If an exact solution is possible (not proven impossible), any approximation has a smell.
There are many interesting variations of the problem.

Anyway I finally decided to create a deterministic algorithm, safely finding the (a) best possible solution with a given limitation to the number of addends. Such an algorithm will need to work with recursions, and I decided to write it in recursive manner. See attachment.

Note: I did not try to optimize efficiency beyond a few steps. It’s really challenging because any approch to better efficiency will require data analysis, and data analysis will require code, storage, and time …

OptimalPartitionEx.ods
The addends must be assured to be sorted descending!

Concerning the term “best solution”:
The algorithm contained in the example attached to my answer can not distinguish between “equally good” approximations based on an additional attribute like “less addends” or the like.
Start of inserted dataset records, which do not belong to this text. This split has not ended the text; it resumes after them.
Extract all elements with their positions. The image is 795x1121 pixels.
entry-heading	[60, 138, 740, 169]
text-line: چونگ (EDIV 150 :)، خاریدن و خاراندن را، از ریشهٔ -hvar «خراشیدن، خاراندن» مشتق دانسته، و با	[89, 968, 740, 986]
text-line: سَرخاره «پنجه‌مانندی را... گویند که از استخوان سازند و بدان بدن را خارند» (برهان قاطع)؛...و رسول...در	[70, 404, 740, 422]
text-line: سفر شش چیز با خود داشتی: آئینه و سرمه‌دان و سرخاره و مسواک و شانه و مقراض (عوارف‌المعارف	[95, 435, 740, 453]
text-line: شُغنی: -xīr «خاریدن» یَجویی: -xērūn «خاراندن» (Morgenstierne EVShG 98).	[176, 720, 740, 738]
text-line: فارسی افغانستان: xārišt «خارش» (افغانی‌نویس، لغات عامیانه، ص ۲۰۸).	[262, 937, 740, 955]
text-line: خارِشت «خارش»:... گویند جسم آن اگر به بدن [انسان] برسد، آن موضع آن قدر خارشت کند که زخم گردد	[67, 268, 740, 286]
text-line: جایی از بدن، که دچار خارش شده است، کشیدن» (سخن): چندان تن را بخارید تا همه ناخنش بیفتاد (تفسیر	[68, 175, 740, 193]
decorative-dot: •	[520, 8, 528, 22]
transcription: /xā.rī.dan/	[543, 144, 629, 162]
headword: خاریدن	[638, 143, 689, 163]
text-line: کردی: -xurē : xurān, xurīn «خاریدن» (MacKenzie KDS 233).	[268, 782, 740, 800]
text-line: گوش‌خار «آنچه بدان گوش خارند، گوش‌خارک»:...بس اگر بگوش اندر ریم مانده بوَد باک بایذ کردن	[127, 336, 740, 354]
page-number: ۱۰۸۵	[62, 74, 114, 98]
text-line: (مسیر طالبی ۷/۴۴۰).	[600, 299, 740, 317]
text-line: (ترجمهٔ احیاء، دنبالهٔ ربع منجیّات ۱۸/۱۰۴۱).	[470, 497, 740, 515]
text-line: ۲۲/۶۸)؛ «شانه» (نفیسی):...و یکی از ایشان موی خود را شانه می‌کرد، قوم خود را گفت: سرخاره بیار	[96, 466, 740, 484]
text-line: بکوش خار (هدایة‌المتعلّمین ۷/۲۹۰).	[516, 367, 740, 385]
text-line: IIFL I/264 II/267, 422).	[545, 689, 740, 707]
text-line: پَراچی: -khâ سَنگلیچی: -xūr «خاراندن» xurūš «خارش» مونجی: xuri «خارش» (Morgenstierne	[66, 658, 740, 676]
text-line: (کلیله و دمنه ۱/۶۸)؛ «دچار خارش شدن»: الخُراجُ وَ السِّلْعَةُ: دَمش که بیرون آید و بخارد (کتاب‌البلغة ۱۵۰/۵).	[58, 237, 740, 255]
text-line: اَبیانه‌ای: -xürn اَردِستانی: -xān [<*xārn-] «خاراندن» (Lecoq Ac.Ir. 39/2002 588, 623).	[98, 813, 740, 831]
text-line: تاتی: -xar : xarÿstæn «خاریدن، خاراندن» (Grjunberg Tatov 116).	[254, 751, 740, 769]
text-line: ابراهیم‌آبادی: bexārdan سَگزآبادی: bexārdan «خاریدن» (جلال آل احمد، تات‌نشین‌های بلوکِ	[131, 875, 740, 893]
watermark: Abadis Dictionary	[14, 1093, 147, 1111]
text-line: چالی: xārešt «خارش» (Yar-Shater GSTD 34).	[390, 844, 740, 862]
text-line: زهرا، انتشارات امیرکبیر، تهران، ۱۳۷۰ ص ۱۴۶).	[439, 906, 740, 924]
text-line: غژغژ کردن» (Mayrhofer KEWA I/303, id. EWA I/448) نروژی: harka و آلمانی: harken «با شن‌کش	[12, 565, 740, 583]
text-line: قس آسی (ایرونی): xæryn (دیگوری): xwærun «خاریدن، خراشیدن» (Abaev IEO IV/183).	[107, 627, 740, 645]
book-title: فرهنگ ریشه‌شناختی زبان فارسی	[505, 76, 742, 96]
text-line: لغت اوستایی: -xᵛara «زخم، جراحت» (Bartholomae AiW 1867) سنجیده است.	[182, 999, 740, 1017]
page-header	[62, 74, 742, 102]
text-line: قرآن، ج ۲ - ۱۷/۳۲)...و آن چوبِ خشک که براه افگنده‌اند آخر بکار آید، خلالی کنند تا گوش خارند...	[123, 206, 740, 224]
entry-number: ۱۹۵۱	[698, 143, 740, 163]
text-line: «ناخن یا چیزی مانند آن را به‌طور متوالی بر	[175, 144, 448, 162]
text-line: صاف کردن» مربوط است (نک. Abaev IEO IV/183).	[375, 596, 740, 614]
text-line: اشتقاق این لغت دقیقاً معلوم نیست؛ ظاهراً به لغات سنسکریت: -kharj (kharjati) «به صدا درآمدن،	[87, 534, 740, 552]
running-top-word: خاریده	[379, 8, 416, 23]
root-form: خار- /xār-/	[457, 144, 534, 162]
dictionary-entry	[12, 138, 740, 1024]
To allow for such a distinction would (imo) require to omit the shortcut based on “reminder=0”.
The example of 1234567 km^2 can demonstrate this shortcoming: There is an exact solution with 5 addends, but it won’t be found if you allow for 6 or more addends, because then also exist exact solutions with more than 5 addends, which are tested earllier during the recursions, and by that get finally accepted.
An exact solution with 9 addends is even found rather fast.